Reputation: 15
So I have a homework assignment, and we need to generate random numbers between 1 and 100 in C. I have a working example with int i = rand()%100.
But according to the homework that is technically incorrect which I don't really get. The Homework explanation is as follows
"1.1 We use a random number generator to simulate bus arrival times. ===> the rand( ) function.The rand( ) function returns a pseudo random number 0 to RAND_MAX (2^31-1 in linux).To generate a random number, rn, between 0.0 and 1.0; rn = rand( ) / RAND_MAX.(by the way, a lot of people do below to create, say, 2 digit random numbers. r_num = rand( ) % 100; since % 100 is 0 to 99. However, this is wrong. The right way of generate 2 digit random number is: divide 0-RAND_MAX in 10 intervals and see where the random number falls. The interval time is, it = RAND_MAX / 100. Then, map it to one of 0 - 99 by the following: 0 1 2 3 ......... 99 0 it 2it 3it 99it to RAND_MAX If the rand( ) returns a number is between (12it) and (13*it), the 2 digit random number is 12.)"

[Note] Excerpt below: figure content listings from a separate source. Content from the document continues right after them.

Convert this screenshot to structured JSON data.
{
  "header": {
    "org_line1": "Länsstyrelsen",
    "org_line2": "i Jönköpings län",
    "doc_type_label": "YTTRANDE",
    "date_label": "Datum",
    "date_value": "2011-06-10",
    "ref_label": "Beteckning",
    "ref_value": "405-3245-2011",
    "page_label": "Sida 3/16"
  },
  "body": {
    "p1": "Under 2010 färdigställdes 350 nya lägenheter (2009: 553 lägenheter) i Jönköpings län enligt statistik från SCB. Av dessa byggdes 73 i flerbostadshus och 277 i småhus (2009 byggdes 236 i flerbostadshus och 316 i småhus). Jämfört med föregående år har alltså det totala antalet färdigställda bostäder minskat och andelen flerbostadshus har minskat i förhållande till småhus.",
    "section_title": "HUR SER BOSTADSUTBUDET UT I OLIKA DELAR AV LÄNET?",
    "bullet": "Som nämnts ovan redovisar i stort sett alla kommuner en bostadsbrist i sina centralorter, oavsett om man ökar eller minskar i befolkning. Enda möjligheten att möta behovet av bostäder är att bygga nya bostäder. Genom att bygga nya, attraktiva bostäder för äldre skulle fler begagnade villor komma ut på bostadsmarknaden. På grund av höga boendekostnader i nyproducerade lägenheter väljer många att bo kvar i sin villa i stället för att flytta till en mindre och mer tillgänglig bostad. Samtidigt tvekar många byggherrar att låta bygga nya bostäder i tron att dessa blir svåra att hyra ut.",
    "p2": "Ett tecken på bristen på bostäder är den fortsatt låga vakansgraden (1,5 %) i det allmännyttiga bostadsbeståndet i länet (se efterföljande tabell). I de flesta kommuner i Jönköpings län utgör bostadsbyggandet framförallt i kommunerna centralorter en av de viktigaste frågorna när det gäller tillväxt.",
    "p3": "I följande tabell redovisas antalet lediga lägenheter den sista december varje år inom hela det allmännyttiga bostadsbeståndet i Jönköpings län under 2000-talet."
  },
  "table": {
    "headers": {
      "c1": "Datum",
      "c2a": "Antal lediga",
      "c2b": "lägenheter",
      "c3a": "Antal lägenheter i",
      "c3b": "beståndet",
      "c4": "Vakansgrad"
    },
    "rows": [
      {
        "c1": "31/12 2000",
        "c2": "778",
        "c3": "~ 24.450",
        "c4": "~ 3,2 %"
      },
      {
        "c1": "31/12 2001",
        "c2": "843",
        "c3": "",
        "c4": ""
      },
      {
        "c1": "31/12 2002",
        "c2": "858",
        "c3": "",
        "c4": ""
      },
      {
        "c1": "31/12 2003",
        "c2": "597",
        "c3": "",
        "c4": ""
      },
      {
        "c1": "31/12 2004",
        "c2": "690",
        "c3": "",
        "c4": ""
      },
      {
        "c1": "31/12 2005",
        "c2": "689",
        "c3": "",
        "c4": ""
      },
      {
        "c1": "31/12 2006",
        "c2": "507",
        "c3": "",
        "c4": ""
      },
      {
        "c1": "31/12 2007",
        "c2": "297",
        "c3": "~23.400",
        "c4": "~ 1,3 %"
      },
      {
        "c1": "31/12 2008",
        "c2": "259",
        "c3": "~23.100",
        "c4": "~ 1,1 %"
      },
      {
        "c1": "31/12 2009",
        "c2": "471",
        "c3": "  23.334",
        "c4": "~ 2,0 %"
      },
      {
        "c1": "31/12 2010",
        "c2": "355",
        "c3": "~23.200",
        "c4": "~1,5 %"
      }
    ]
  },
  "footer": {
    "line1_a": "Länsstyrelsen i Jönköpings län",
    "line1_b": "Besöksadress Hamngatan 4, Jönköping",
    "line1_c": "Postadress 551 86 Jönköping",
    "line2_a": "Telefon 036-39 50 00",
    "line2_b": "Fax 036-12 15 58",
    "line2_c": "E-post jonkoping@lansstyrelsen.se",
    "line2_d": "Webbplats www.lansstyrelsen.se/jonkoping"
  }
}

I was hoping someone could take a stab at explaining what it is saying, I'm not really looking for code examples just an understanding of the problem.
Upvotes: 1
Views: 1498
Reputation: 754190
You can find relevant code on SO. For example, the rand_int()
code below is based on code for integers in an answer to
Is this C implementation of the Fisher-Yates shuffle correct? (and specifically the answer by Roland Illig):
static size_t rand_int(size_t n)
{
size_t limit = RAND_MAX - RAND_MAX % n;
size_t rnd;
while ((rnd = rand()) >= limit)
;
return rnd % n;
}
The idea is that you calculate and ignore the large values returned by rand()
which would lead to biassed results. When one of the large values is returned, you ignore it and try the next value. This will seldom need more than two calls to rand()
.
You might find some of the external references in Shuffle array in C useful too.
Upvotes: 1
Reputation: 141235
RAND_MAX
is usually 2^31 - 1
so it is equal 2147483647
.
But let's assume for simplicity that we have a very strange system, with RAND_MAX
= 100 (so rand()
can return 0
to 100
, that's 101 numbers). And let's assume the rand()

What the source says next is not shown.